Siamo alla fine del 2021 ma, spesso, invece che passi avanti, facciamo passi indietro.
È accaduto il 15 agosto di quest’anno: il presidente Ashraf Ghani ha lasciato l’Afghanistan per fuggire in Uzbekistan, lasciando che i talebani occupassero Kabul, imponendo il loro regime.
Diverse ambasciate sono state evacuate, i diplomatici sono stati trasferiti dal Paese in sicurezza, migliaia di cittadini si sono riversati sulla pista dell’aeroporto, nel disperato tentativo di trovare una via di fuga. Ma non c’è stato verso.

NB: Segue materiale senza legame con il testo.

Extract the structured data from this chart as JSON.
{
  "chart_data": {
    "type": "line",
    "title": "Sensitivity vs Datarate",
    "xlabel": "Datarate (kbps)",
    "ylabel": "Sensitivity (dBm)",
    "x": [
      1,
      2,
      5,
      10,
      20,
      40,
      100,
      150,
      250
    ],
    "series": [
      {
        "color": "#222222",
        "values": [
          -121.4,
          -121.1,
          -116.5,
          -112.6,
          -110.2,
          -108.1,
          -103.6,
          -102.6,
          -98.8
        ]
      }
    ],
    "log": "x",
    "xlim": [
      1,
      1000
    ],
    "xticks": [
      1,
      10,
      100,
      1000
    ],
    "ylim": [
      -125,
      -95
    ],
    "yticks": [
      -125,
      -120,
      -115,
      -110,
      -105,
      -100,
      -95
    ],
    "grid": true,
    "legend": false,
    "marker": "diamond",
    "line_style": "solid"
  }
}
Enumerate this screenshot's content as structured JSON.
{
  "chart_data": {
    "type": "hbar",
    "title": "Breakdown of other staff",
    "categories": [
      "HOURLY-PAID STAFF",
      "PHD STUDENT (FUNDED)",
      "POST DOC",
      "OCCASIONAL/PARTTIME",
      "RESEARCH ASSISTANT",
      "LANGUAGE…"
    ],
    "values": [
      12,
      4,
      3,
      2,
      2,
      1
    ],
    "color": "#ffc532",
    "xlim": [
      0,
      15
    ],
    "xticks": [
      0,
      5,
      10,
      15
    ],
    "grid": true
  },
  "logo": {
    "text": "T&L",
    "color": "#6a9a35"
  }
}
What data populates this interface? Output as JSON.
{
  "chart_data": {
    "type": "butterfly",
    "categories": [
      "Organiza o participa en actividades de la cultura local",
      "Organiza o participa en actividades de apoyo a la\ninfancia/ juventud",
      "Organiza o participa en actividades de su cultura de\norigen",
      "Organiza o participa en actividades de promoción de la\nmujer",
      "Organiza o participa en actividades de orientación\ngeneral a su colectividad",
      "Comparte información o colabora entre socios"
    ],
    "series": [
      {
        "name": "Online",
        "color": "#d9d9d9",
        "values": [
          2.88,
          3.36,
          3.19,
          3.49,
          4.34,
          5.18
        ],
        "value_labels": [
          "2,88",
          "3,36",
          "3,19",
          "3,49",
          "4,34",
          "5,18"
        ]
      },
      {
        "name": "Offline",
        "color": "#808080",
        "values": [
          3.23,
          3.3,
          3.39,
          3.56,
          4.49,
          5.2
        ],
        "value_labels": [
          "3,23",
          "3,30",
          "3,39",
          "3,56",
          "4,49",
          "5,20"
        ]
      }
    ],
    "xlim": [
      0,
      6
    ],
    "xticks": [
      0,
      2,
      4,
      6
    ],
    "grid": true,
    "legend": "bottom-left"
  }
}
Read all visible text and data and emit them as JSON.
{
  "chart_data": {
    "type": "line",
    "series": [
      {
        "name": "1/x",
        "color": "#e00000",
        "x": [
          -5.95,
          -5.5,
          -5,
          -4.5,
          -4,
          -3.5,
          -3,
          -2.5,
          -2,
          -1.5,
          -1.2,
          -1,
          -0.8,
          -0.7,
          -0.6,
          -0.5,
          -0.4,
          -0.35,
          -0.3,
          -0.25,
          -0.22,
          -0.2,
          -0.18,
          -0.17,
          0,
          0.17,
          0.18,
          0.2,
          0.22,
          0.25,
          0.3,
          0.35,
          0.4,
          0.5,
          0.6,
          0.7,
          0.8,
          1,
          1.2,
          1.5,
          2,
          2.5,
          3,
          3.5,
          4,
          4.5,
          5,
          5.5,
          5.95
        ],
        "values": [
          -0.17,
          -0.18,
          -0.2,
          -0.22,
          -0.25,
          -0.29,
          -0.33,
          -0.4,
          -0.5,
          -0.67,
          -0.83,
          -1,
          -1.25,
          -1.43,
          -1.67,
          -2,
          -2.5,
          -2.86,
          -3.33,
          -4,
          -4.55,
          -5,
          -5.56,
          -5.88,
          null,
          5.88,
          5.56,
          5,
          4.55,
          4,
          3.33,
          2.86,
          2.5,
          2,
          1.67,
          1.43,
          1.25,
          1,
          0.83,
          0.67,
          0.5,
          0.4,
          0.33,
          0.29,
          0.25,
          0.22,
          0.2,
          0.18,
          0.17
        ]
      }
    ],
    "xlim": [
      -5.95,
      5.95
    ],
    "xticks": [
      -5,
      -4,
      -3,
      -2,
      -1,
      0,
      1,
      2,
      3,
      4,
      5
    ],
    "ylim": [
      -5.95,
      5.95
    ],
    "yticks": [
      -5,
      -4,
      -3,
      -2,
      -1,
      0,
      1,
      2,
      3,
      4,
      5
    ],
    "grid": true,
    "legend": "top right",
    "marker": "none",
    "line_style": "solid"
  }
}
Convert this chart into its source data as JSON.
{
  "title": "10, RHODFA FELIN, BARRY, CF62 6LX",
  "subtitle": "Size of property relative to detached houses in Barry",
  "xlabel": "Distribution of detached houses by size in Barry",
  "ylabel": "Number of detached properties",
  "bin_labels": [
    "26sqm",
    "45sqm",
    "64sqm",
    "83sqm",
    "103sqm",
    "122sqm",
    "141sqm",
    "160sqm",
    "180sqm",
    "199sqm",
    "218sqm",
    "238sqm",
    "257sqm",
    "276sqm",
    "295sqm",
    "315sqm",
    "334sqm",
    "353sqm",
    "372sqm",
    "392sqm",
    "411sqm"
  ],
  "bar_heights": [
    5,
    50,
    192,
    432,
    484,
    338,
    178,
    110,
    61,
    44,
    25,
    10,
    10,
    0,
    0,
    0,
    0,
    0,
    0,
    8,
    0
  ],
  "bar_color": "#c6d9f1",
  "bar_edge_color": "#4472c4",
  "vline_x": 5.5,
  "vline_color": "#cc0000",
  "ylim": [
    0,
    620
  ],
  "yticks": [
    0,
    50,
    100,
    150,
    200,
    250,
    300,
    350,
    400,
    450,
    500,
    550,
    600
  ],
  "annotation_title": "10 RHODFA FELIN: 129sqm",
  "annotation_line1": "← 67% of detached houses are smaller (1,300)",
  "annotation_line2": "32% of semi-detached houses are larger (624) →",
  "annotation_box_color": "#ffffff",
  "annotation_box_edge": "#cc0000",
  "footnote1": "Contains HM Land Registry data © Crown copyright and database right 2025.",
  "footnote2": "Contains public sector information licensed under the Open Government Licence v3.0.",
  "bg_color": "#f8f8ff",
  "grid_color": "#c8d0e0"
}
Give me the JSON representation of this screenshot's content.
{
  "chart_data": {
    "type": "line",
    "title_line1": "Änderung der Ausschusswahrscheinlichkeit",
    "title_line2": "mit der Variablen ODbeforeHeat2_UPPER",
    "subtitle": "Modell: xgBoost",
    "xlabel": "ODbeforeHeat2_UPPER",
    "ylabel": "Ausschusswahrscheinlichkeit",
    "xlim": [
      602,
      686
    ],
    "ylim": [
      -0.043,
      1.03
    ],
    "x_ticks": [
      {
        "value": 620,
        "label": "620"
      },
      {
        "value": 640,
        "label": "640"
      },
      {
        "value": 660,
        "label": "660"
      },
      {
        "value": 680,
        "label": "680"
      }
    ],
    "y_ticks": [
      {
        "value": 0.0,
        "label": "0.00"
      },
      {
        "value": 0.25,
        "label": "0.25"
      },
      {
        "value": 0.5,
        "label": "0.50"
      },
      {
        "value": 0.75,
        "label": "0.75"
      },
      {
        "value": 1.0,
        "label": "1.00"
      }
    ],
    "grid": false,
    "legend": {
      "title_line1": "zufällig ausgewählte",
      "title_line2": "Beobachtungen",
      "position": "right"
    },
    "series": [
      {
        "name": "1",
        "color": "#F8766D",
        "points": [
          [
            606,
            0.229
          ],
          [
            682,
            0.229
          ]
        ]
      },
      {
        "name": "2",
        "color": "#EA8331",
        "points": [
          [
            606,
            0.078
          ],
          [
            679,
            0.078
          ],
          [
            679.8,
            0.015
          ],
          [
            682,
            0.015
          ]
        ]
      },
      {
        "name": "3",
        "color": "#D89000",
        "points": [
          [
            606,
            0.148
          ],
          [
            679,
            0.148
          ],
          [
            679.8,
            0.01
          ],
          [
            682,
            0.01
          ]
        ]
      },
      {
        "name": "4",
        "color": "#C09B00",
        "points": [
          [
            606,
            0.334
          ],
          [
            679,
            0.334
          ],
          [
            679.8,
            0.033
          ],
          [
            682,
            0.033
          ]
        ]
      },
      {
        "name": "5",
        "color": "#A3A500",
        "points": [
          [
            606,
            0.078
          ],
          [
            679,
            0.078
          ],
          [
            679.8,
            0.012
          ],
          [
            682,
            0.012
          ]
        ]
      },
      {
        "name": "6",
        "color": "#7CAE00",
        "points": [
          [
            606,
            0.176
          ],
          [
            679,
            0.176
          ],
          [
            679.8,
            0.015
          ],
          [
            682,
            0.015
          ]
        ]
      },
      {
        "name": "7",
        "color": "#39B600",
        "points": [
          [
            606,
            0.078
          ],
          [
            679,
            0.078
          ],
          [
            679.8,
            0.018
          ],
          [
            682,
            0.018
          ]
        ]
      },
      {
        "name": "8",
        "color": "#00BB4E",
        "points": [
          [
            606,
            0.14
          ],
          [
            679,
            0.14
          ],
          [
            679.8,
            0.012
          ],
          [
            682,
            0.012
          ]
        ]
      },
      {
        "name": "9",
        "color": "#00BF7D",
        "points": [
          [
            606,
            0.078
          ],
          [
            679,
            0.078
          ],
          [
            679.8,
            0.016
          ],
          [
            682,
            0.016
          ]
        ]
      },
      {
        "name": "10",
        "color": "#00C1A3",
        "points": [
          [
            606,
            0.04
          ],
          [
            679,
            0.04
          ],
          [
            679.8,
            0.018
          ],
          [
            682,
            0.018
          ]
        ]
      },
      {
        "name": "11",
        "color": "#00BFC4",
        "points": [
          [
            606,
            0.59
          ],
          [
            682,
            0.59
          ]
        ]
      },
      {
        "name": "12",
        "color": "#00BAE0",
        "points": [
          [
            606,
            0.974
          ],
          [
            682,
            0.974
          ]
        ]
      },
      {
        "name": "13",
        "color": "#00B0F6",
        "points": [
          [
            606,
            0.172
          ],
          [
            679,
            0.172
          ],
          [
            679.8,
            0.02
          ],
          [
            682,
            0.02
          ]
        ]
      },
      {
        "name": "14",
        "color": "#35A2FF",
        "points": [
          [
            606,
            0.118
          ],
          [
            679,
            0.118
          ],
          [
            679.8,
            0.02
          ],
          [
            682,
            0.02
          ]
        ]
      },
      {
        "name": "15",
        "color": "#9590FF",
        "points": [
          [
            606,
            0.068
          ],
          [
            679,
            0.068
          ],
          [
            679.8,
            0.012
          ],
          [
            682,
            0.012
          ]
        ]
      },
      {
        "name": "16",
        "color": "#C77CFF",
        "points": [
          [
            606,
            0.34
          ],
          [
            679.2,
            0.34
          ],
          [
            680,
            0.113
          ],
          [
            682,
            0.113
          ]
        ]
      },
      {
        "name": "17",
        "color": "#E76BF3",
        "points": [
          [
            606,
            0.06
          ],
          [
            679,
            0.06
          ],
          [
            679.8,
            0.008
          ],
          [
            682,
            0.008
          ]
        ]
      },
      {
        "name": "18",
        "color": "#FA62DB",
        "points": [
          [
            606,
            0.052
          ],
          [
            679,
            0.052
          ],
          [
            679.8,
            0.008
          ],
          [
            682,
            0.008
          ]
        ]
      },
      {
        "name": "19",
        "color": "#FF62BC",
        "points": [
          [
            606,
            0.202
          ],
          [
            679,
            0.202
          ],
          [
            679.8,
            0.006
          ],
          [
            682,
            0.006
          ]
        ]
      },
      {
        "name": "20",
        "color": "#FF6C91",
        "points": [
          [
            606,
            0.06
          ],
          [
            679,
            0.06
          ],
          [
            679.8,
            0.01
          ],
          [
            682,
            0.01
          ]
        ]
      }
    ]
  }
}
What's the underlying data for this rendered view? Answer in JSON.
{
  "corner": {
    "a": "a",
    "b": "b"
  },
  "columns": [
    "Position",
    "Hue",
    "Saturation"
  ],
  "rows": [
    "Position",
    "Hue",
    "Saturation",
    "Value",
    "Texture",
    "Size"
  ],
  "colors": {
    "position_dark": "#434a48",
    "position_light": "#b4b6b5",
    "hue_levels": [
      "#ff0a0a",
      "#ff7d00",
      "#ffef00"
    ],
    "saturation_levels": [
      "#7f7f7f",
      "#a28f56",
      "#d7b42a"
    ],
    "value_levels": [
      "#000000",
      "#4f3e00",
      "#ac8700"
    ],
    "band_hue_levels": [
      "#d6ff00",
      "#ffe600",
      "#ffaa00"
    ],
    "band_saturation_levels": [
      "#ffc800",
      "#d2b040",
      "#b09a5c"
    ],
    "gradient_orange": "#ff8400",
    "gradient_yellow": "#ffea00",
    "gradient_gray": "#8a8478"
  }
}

articolo a cura di Myriam Pellegrino*
Ad oggi l’intera Afghanistan, dopo vent’anni di intervento militare americano e della Nato, è di nuovo nelle mani dei talebani, che l’hanno resa un emirato islamico. Coloro che ne hanno risentito maggiormente sono come al solito le donne, alle quali non è più concesso studiare nelle scuole, lavorare fuori casa (fatta eccezione per alcune infermiere che prestano servizio all’ospedale di Kabul), usare cosmetici, ridere ad alta voce, andare in taxi senza un mahram, apparire in televisione o in radio, o semplicemente al proprio balcone, fotografare o filmare un avvenimento, indossare tacchi alti, praticare sport. Allo stesso tempo vige l’obbligo secondo il quale le donne debbano indossare il burqa in luoghi aperti e in presenza di uomini. Contro coloro che non rispettano tali leggi è consentito usare botte, frustate e violenza verbale, nonché lapidazione pubblica in caso di adulterio. Ma mentre in Italia rimaniamo pietrificati da tanta efferatezza, nella stessa Kabul l’11 settembre, 300 donne velate hanno marciato a sostegno dei talebani, innalzando la loro bandiera e sostenendo che a loro spetti occuparsi della maternità e dei lavori domestici piuttosto che ricoprire cariche politiche o dedicarsi allo studio. Tali donne non conoscono una vita differente da quella che da sempre sono abituate a vivere. Sono cresciute in un ambiente che vieta loro di scegliere chi amare, di realizzare i propri sogni, coltivare le proprie passioni, essere semplicemente se stesse. Ciò che a noi sembra surreale, per loro è la normalità. Eppure per ogni donna a cui questa vita sta bene, c’è sempre un’altra donna che agogna la libertà. A testimonianza di quanto appena citato, Mahjabin Hakimi, giovane pallavolista di etnia hazara, nei primi di ottobre è stata decapitata dai Talebani perché non solo aveva giocato a pallavolo nonostante il regime talebano l’avesse rigorosamente proibito, ma aveva anche deciso di farlo a viso scoperto, senza indossare il famoso hijab. Fine altrettanto drammatica è stata quella di Frozan Safi, attivista e docente di economia, uccisa brutalmente a colpi di proiettili. Frozan ed altre tre donne stavano cercando di uscire dal Paese, spaventate dal nuovo regime, ed erano state “attirate” in una casa di Mazar-i-Sharif da due uomini che avevano promesso loro di aiutarle a fuggire. Dopo due settimane dalla scomparsa di Frozan Safi, l’attivista afghana è stata ritrovata senza vita, il corpo crivellato di colpi d’arma da fuoco e il volto sfigurato.